Nos levantamos muy temprano. Por fortuna, el cielo estaba algo nublado y no hacía tanto calor. Después de desayunar, nos enfrentamos al peor momento del viaje: recorrer los 447 kilómetros (según Google Maps, aunque a mí me parecieron muchos más) entre Bujará y Jiva, distancia que se tarda en cubrir nada menos que unas siete horas (las previsiones de Google Maps de seis horas y ocho minutos resultaron demasiado optimistas, al menos en aquellas fechas) y, lo que es peor, por una carretera con tramos infames. Según el programa, iríamos en ferrocarril, pero una semana antes de salir nos dijeron que ese día no había plazas o no salía el tren; he olvidado el motivo. Nos devolvieron el importe del billete. No recuerdo cuánto fue, aunque tampoco significó gran cosa porque es bastante barato. Lo importante es que nos tocó hacerlo en autobús .
Yo suelo aguantar bastante bien este tipo de trayectos… si el paisaje es entretenido, lo cual no era el caso. Al principio, vimos campos de cultivo, un río, algunas lagunas… Y la carretera, en tramos desdoblada, no estaba mal del todo. De nuevo, gente trabajando en los campos.
Cuando aparecieron las obras, el tema cambió completamente. Tuvimos que circular por un único carril, con bastantes caminiones, incluso algunos kilómetros sobre tierra. Y cuando había firme, los baches eran tan tremendos como los botes que dábamos dentro. Un horror. Eso sí, nos reímos mundo cuando paramos para ir al servicio y nos encontramos con el típico retrete de agujero en el suelo. No era el primero del viaje ni tampoco el primero que he utilizado, ni mucho menos -y este tenía agua corriente, que en otro nos dieron una jarra - pero las cabinas con media puerta, que apenas tapaban nada ni por arriba ni por abajo, nos hicieron soltar unas cuantas carcajadas. Lo necesitábamos con tan larga travesía Es solo una anécdota y pasa en muchos sitios. La verdad es que las señoras que lo controlaban ponían todo su empeño en mantenerlo limpio. Respecto al papel, mejor llevar pañuelos porque el que entregan es tipo antiguo "Elefante", pero en basto . Cobran una pequeña propina.

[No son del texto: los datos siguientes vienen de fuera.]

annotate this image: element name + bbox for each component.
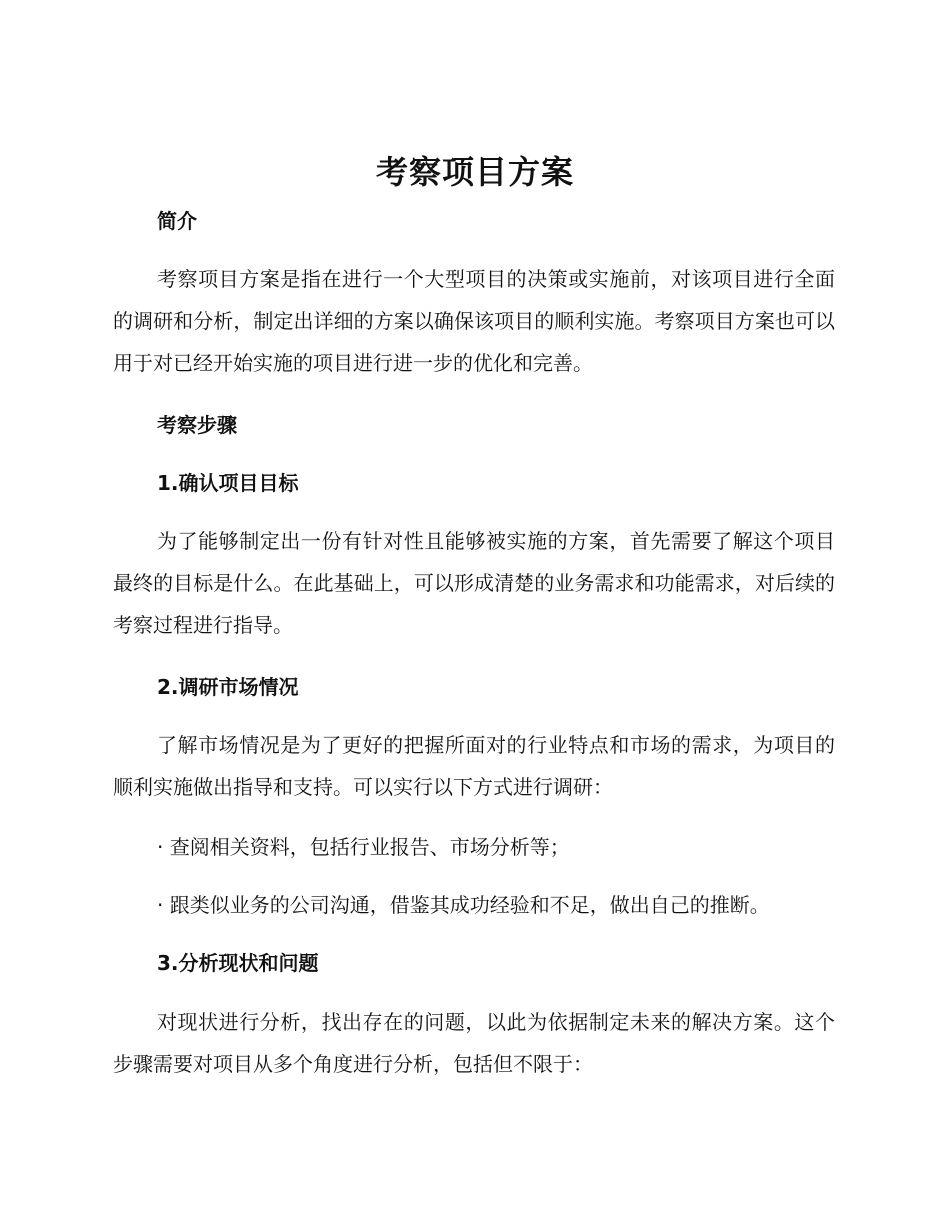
section-heading-intro: 简介 <box>157 209 197 233</box>
paragraph-step-3: 对现状进行分析，找出存在的问题，以此为依据制定未来的解决方案。这个步骤需要对项目从多个角度进行分析，包括但不限于： <box>113 1010 835 1076</box>
paragraph-step-1: 为了能够制定出一份有针对性且能够被实施的方案，首先需要了解这个项目最终的目标是什么。在此基础上，可以形成清楚的业务需求和功能需求，对后续的考察过程进行指导。 <box>113 529 835 637</box>
paragraph-intro: 考察项目方案是指在进行一个大型项目的决策或实施前，对该项目进行全面的调研和分析，制定出详细的方案以确保该项目的顺利实施。考察项目方案也可以用于对已经开始实施的项目进行进一步的优化和完善。 <box>113 267 835 375</box>
step-heading-1: 1.确认项目目标 <box>157 471 299 495</box>
section-heading-steps: 考察步骤 <box>157 413 237 437</box>
paragraph-step-2: 了解市场情况是为了更好的把握所面对的行业特点和市场的需求，为项目的顺利实施做出指导和支持。可以实行以下方式进行调研： <box>113 733 835 799</box>
bullet-item-peer-communication: · 跟类似业务的公司沟通，借鉴其成功经验和不足，做出自己的推断。 <box>157 893 770 917</box>
bullet-item-research-materials: · 查阅相关资料，包括行业报告、市场分析等； <box>157 835 570 859</box>
step-heading-2: 2.调研市场情况 <box>157 675 299 699</box>
step-heading-3: 3.分析现状和问题 <box>157 951 319 975</box>
document-title: 考察项目方案 <box>375 153 574 191</box>
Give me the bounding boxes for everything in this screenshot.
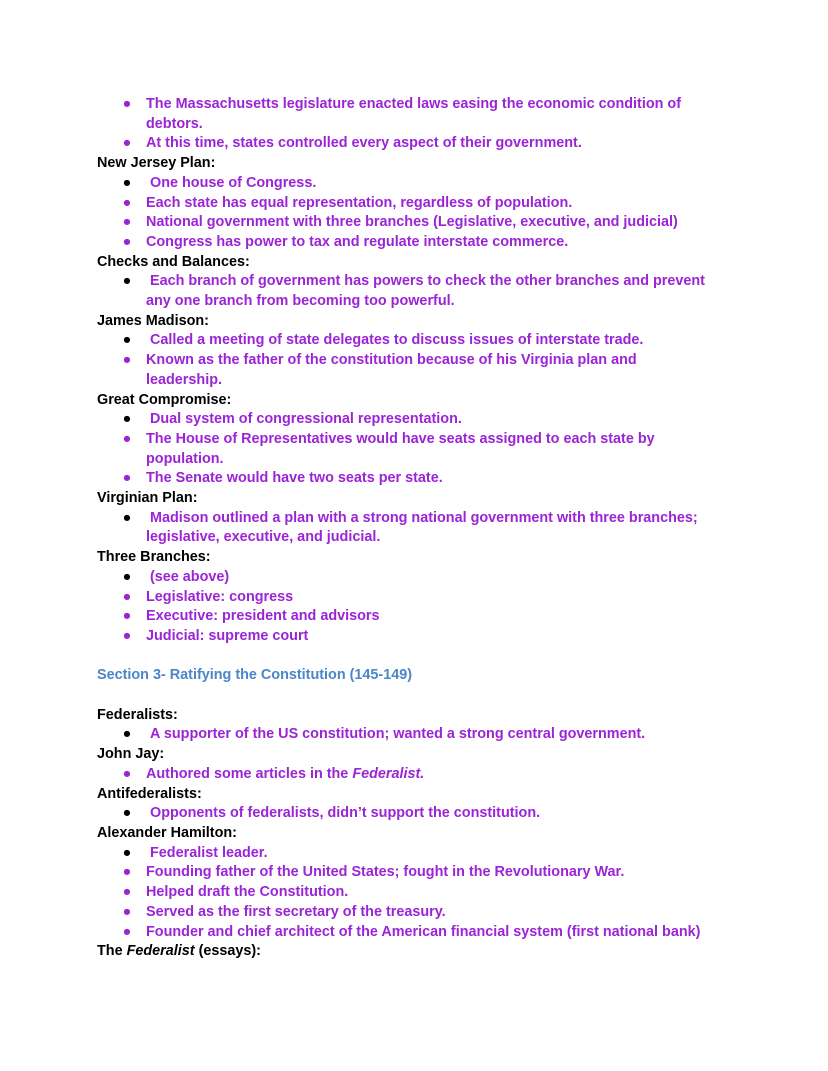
bullet-icon: ●: [122, 509, 132, 526]
list-item: [97, 194, 737, 214]
section-heading-john-jay: John Jay:: [97, 746, 165, 763]
section-heading-checks: Checks and Balances:: [97, 253, 250, 270]
list-item: [97, 923, 737, 943]
list-item: [97, 95, 737, 115]
list-item-continuation: [97, 292, 737, 312]
list-item: [97, 410, 737, 430]
bullet-icon: ●: [122, 903, 132, 920]
list-item: [97, 134, 737, 154]
bullet-icon: ●: [122, 430, 132, 447]
section-heading-madison: James Madison:: [97, 312, 209, 329]
list-item-text: At this time, states controlled every aspect of their government.: [146, 135, 582, 152]
list-item: [97, 568, 737, 588]
list-item-continuation: [97, 115, 737, 135]
list-item-text: (see above): [150, 568, 230, 585]
list-item-text: Judicial: supreme court: [146, 627, 309, 644]
bullet-icon: ●: [122, 923, 132, 940]
bullet-icon: ●: [122, 352, 132, 369]
list-item-text: Executive: president and advisors: [146, 608, 380, 625]
list-item-continuation: [97, 528, 737, 548]
list-item: [97, 233, 737, 253]
section-heading-new-jersey: New Jersey Plan:: [97, 155, 216, 172]
bullet-icon: ●: [122, 608, 132, 625]
list-item: [97, 607, 737, 627]
list-item-text: Each state has equal representation, regardless of population.: [146, 194, 573, 211]
bullet-icon: ●: [122, 214, 132, 231]
list-item-text: The House of Representatives would have seats assigned to each state by: [146, 430, 655, 447]
bullet-icon: ●: [122, 627, 132, 644]
list-item: [97, 351, 737, 371]
list-item-text: Each branch of government has powers to check the other branches and prevent: [150, 273, 705, 290]
section-heading-three-branches: Three Branches:: [97, 549, 211, 566]
bullet-icon: ●: [122, 864, 132, 881]
spacer: [97, 647, 737, 667]
bullet-icon: ●: [122, 726, 132, 743]
list-item: [97, 765, 737, 785]
list-item: [97, 509, 737, 529]
list-item-text: National government with three branches (Legislative, executive, and judicial): [146, 214, 678, 231]
list-item: [97, 883, 737, 903]
bullet-icon: ●: [122, 805, 132, 822]
list-item: [97, 272, 737, 292]
list-item-continuation: [97, 371, 737, 391]
bullet-icon: ●: [122, 96, 132, 112]
list-item-continuation: [97, 450, 737, 470]
list-item-text: The Massachusetts legislature enacted laws easing the economic condition of: [146, 96, 681, 112]
spacer: [97, 686, 737, 706]
bullet-icon: ●: [122, 233, 132, 250]
list-item-text: One house of Congress.: [150, 174, 317, 191]
list-item-text: Founding father of the United States; fought in the Revolutionary War.: [146, 864, 625, 881]
list-item: [97, 331, 737, 351]
list-item-text: Called a meeting of state delegates to discuss issues of interstate trade.: [150, 332, 644, 349]
section-heading-federalists: Federalists:: [97, 706, 178, 723]
list-item-text: Congress has power to tax and regulate interstate commerce.: [146, 233, 569, 250]
bullet-icon: ●: [122, 470, 132, 487]
list-item-text: A supporter of the US constitution; wanted a strong central government.: [150, 726, 646, 743]
section-title: Section 3- Ratifying the Constitution (145-149): [97, 667, 413, 684]
bullet-icon: ●: [122, 135, 132, 152]
section-heading-great-compromise: Great Compromise:: [97, 391, 232, 408]
list-item-text: any one branch from becoming too powerful.: [146, 293, 455, 310]
list-item: [97, 627, 737, 647]
list-item-text-prefix: Authored some articles in the: [146, 765, 353, 782]
list-item: [97, 804, 737, 824]
bullet-icon: ●: [122, 273, 132, 290]
list-item: [97, 725, 737, 745]
list-item-text: leadership.: [146, 371, 222, 388]
heading-suffix: (essays):: [194, 943, 261, 960]
list-item-text: Known as the father of the constitution because of his Virginia plan and: [146, 352, 637, 369]
list-item: [97, 469, 737, 489]
list-item: [97, 903, 737, 923]
list-item: [97, 844, 737, 864]
bullet-icon: ●: [122, 844, 132, 861]
section-heading-federalist-essays: [97, 942, 737, 962]
bullet-icon: ●: [122, 411, 132, 428]
heading-prefix: The: [97, 943, 127, 960]
list-item-text: Founder and chief architect of the American financial system (first national bank): [146, 923, 701, 940]
list-item-text: [146, 765, 737, 785]
list-item: [97, 174, 737, 194]
list-item-text: Madison outlined a plan with a strong national government with three branches;: [150, 509, 698, 526]
list-item-text: population.: [146, 450, 224, 467]
list-item-text: Opponents of federalists, didn’t support the constitution.: [150, 805, 541, 822]
bullet-icon: ●: [122, 174, 132, 191]
bullet-icon: ●: [122, 332, 132, 349]
section-heading-hamilton: Alexander Hamilton:: [97, 824, 237, 841]
list-item-text: The Senate would have two seats per state.: [146, 470, 443, 487]
bullet-icon: ●: [122, 884, 132, 901]
list-item-text: Helped draft the Constitution.: [146, 884, 349, 901]
list-item: [97, 863, 737, 883]
document-page: [97, 95, 737, 962]
section-heading-virginian: Virginian Plan:: [97, 490, 198, 507]
bullet-icon: ●: [122, 568, 132, 585]
list-item-text: Federalist leader.: [150, 844, 268, 861]
list-item: [97, 213, 737, 233]
heading-italic: Federalist: [126, 943, 195, 960]
list-item-text: debtors.: [146, 115, 203, 132]
section-heading-antifederalists: Antifederalists:: [97, 785, 202, 802]
bullet-icon: ●: [122, 588, 132, 605]
list-item: [97, 430, 737, 450]
list-item-text: legislative, executive, and judicial.: [146, 529, 381, 546]
list-item-text-italic: Federalist.: [352, 765, 425, 782]
bullet-icon: ●: [122, 765, 132, 782]
list-item-text: Dual system of congressional representation.: [150, 411, 462, 428]
list-item-text: Legislative: congress: [146, 588, 294, 605]
list-item-text: Served as the first secretary of the treasury.: [146, 903, 446, 920]
bullet-icon: ●: [122, 194, 132, 211]
list-item: [97, 588, 737, 608]
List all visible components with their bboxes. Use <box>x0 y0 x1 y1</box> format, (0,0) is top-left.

Sí, porque la travesía por el desierto fue larga, pero no se trata de uno de esos desiertos tan chulos, de dunas blancas o rocas coloradas, sino una planicie de tierra árida salpicada por algunas plantas de esparto. Todo muy feo y aburrido. Pero, bueno, yo suelo fijarme en todo y lo cuento tal como vi, que este viaje no solo se ven madrazas espectaculares.
Paramos a comer en el único sitio parecido a un restaurante del desierto, cuyo menú era único: pan, empanadillas, pinchos morunos con crema agria y pastel de chocolate; para beber, otra cervecita uzbeca. En vista de las circunstancias y pese al calor que hacía dentro, no estuvo mal. Desde luego, mucho mejor que el almuerzo previsto en el programa "tipo lunch", es decir la bolsa de picnic de toda la vida Aquí tuvieron otro detalle.
Un buen rato después (no sé cuánto porque perdí la cuenta de las horas y los minutos), cruzamos el río Amu Daria, que a lo largo de sus 2.400 kilómetros, sirve de frontera entre Afganistán, Tayikistán, Turkmenistán y Uzbekistán y desemboca en el mar de Aral. El puente es una estructura colgante y metálica que permite conectar la provincia Xorazm de Uzbekistán con la de Lebap en Turkmenistán. Se construyó en 1964, durante la época soviética, y su tramo principal tiene 390 metros. Está bastante vigilado.
En un momento dado, empezaron a aparecer pequeñas aldeas, campos de cultivo y un par de poblaciones, no sé cuáles, que me depararon alguna que otra estampa interesante, incluso sorprendente. Y, sobre todo, la carretera había mejorado mucho. Nos acercábamos a nuestro destino.
Por fin, al cabo de casi ocho horas, traspasamos la Puerta Sud Dishan Kala y llegamos al hotel Asia Khiva, situado muy cerquita de la ciudad antigua. Se trata de un complejo de varios edificios, con piscina, un pequeño canal y jardines. No sé por qué me pareció que los mosquitos podrían campar a sus anchas por allí y no dudé en ponerme repelente por si acaso. Está un poco anticuado y carece de ascensor. Por fortuna, un par de forzudos empleados nos subieron las maletas hasta el segundo piso. Sin ser una maravilla, tampoco nos dieron ganas de salir corriendo.